Thomä stellt fest, dass Lyotard die Postmoderne für sich reklamiert und als Autor der Postmoderne in der Philosophie gilt. Lyotard meldet Zweifel am Projekt der Moderne an, die sich zur Aufklärung bekennt: Die Menschen aus Unwissenheit, Unterwerfung und Elend zu befreien. Außerdem attackiert er den Anspruch, Denken und Welt, Sprache und Wirklichkeit, Theorie und Gesellschaft zur Deckung zu bringen. Die Wirklichkeit, so Thomä, lässt sich nach Lyotards Meinung nicht restlos und verlustfrei erfassen. Er erklärt dem Ganzen den Krieg und setzt sich für Heterogenität als unüberwindliches Hindernis aller Hegemonie ein. Gut denken, fühlen und handeln bedeutet für ihn sich der Tyrannei der Ganzheiten zu verweigern. Denn nach Lyotard ist Totalisierung im menschlichen Vorhaben potentiell totalitär. Er ist sozusagen auch ein Schutzpatron des Undarstellbaren. Eingeschliffene Darstellungsweisen werden deswegen aufgebrochen, um das Gefühl dafür zu stärken, dass es Undarstellbares gibt.
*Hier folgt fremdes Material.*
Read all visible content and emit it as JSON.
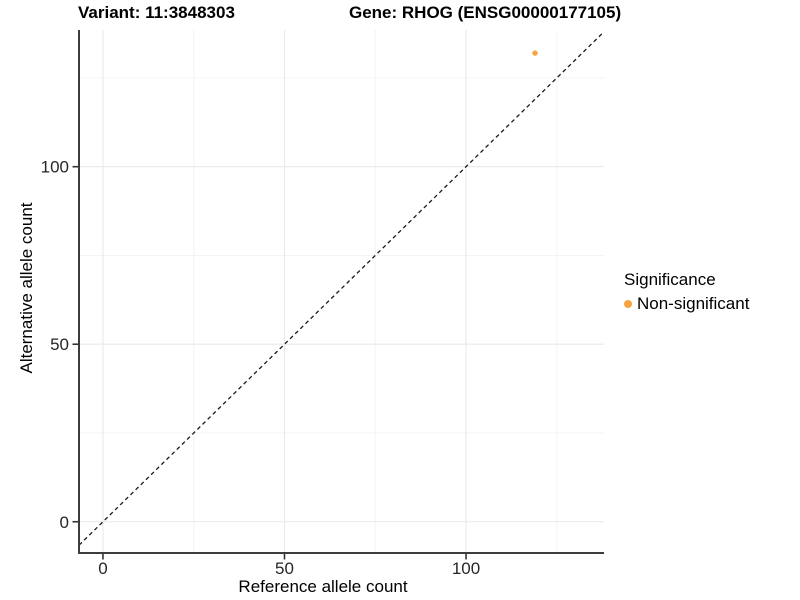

Er möchte außerdem dem imperialen Vernunftterror trotzen, indem er die Vielfalt und Unübersetzbarkeit der ineinander verschachtelten Sprachspiele herausstellt. Dieses Lob der Vielfalt nennt Thomä ein einheitliches oder einfältiges Merkmal aller postmodernen Positionen. Für ihn steckt hinter dem Lob der Vielheit eine Wendung gegen das Eine und Einige, eine dumme, negative Fixierung der Postmoderne auf die Moderne. Da das Einswerden gemieden wird, darf es dann natürlich laut Thomä auch nicht zur Einigkeit, Übereinkunft, Gemeinsamkeit und Konsens kommen. Dazu kann es wegen der angenommen Unübersetzbarkeit zwischen Sprachspielen nicht kommen und dazu darf es nicht kommen, weil es allen frei stehen soll, ihr Ding zu machen. Während Selbstbestätigung und Bejahung erlaubt sind, wird so Zustimmung verdächtig. Nach dieser Logik ist man zum Lob der Vielfalt verdammt, weil man andernfalls den Terror der Totalisierung verbreitet. Dazu kann es nach Thomä nur kommen, weil die Postmoderne die Abgrenzung gegenüber der Vergangenheit wichtiger nimmt als die Offenheit gegenüber der Zukunft. Für Thomä ist dann der Weg von kleinen Erzählungen zu Filterblasen und Echokammern nicht mehr weit, in dem es sich die Menschen in ihrem kleinen Silo isoliert einrichten. Dadurch wird auch eine Identitätspolitik in Leben gerufen, die schädlich ist.